MaxRequestPerChild is set to 0 which should not let the parents die before the child process is finished.
So far we figured that temporarily suspending some of the scripts help the server coping with the defunct processes and prevent it from falling over however zombie processes are still forming without a doubt.
Apparently gbacon seems to be the closest to the truth with his theory that the server is not being able to cope with the load.
What could lead to httpd abandoning these processes?
Is there any best practice to prevent these from happening?
Thanks
Answer:
The point goes to Rob.
As he says, CGI scripts that generate SSI's will not have those SSI's handled. The evaluation of SSI's happens before the running of CGI's in the Apache 1.3 request cycle. This was fixed with Apache 2.0 and later so that CGI's can generate SSI commands.
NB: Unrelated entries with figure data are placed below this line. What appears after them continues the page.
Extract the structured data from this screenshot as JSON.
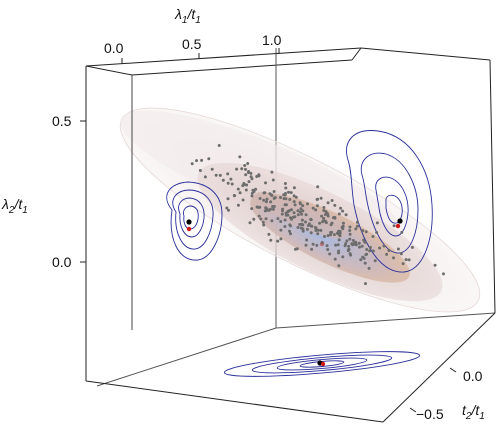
{
  "chart_data": {
    "type": "scatter",
    "title": "",
    "axes": {
      "x": {
        "label": "λ1/t1",
        "label_main": "λ",
        "label_sub1": "1",
        "label_slash": "/t",
        "label_sub2": "1",
        "ticks": [
          "0.0",
          "0.5",
          "1.0"
        ],
        "range": [
          0.0,
          1.2
        ]
      },
      "y": {
        "label": "λ2/t1",
        "label_main": "λ",
        "label_sub1": "2",
        "label_slash": "/t",
        "label_sub2": "1",
        "ticks": [
          "0.5",
          "0.0"
        ],
        "range": [
          -0.35,
          0.7
        ]
      },
      "z": {
        "label": "t2/t1",
        "label_main": "t",
        "label_sub1": "2",
        "label_slash": "/t",
        "label_sub2": "1",
        "ticks": [
          "0.0",
          "−0.5"
        ],
        "range": [
          -0.8,
          0.2
        ]
      }
    },
    "grid": false,
    "legend": "none",
    "colors": {
      "box": "#222222",
      "contour": "#2a2f9a",
      "points": "#6d6d6d",
      "ellipsoid_outer": "#e8dcdc",
      "ellipsoid_mid": "#d9c2bd",
      "ellipsoid_core": "#b9c6e4",
      "marker_black": "#000000",
      "marker_red": "#d01818"
    },
    "markers": [
      {
        "name": "",
        "x": 0.45,
        "y": 0.15,
        "color": "black"
      },
      {
        "name": "",
        "x": 0.45,
        "y": 0.12,
        "color": "red"
      }
    ]
  }
}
Since we were running on Apache 1.3, for every page view the SSI's turned into defunct processes. Although the server was trying to clear them it was way too busy with the running tasks to be able to succeed. As a result, the server fell over and become unresponsive.
As a short term solution we reviewed all SSI's and moved some of the processes to client side to free up server resources and give it time to clean up.
Later we upgraded to Apache 2.2.
More Band-Aid than best practice, but sometimes you can get away with simple
$SIG{CHLD} = "IGNORE";
According to the perlipc documentation
On most Unix platforms, the CHLD (sometimes also known as CLD) signal has special behavior with respect to a value of 'IGNORE'. Setting $SIG{CHLD} to 'IGNORE' on such a platform has the effect of not creating zombie processes when the parent process fails to wait() on its child processes (i.e., child processes are automatically reaped). Calling wait() with $SIG{CHLD} set to 'IGNORE' usually returns -1 on such platforms.
If you care about the exit statuses of child processes, you need to collect them (commonly referred to as "reaping") by calling wait or waitpid. Despite the creepy name, a zombie is merely a child process that has exited but whose status has not yet been reaped.
If your Perl programs themselves are the child processes becoming zombies, that means their parents (the ones that are forking-and-forgetting your code) need to clean up after themselves. A process cannot stop itself from becoming a zombie.
I just saw your comment that you are running Apache 1.3 and that may be associated with your problem.
SSI's can run CGI's. But CGI scripts that generate SSI's will not have those SSI's handled. The evaluation of SSI's happens before the running of CGI's in the Apache 1.3 request cycle. This was fixed with Apache 2.0 and later so that CGI's can generate SSI commands.
As I'd suggested above, try running your scripts on their own and have a look at the output. Are they generating SSI's?
Edit: Have you tried launching a trivial Perl CGI script to simply printout a Hello World type HTTP response?
Then if this works add a trivial SSI directives such as
<!--#printenv -->
and see what happens.
Edit 2: Just realised what is probably happening. Zombies occur when a child process exits and isn't reaped. These processes are hanging around and slowly using up resources within the process table. A process without a parent is an orphaned process.
Are you forking off processes within your Perl script? If so, have you added a waitpid() call to the parent?
Have you also got the correct exit within the script?
CORE::exit(0);
As you have all the bits yourself, I'd suggest running the individual scripts one at a time from the command line to see if you can spot the ones that are hanging.
Does a ps listing show an inordinate number of instances of one particular script running?
Are you running the CGI's using mod_perl?
Edit: Just saw your comments regarding SSI's. Don't forget that SSI directives can run Perl scripts themselves. Have a look to see what the CGI's are trying to run?
Are they dependent on yet another server or service?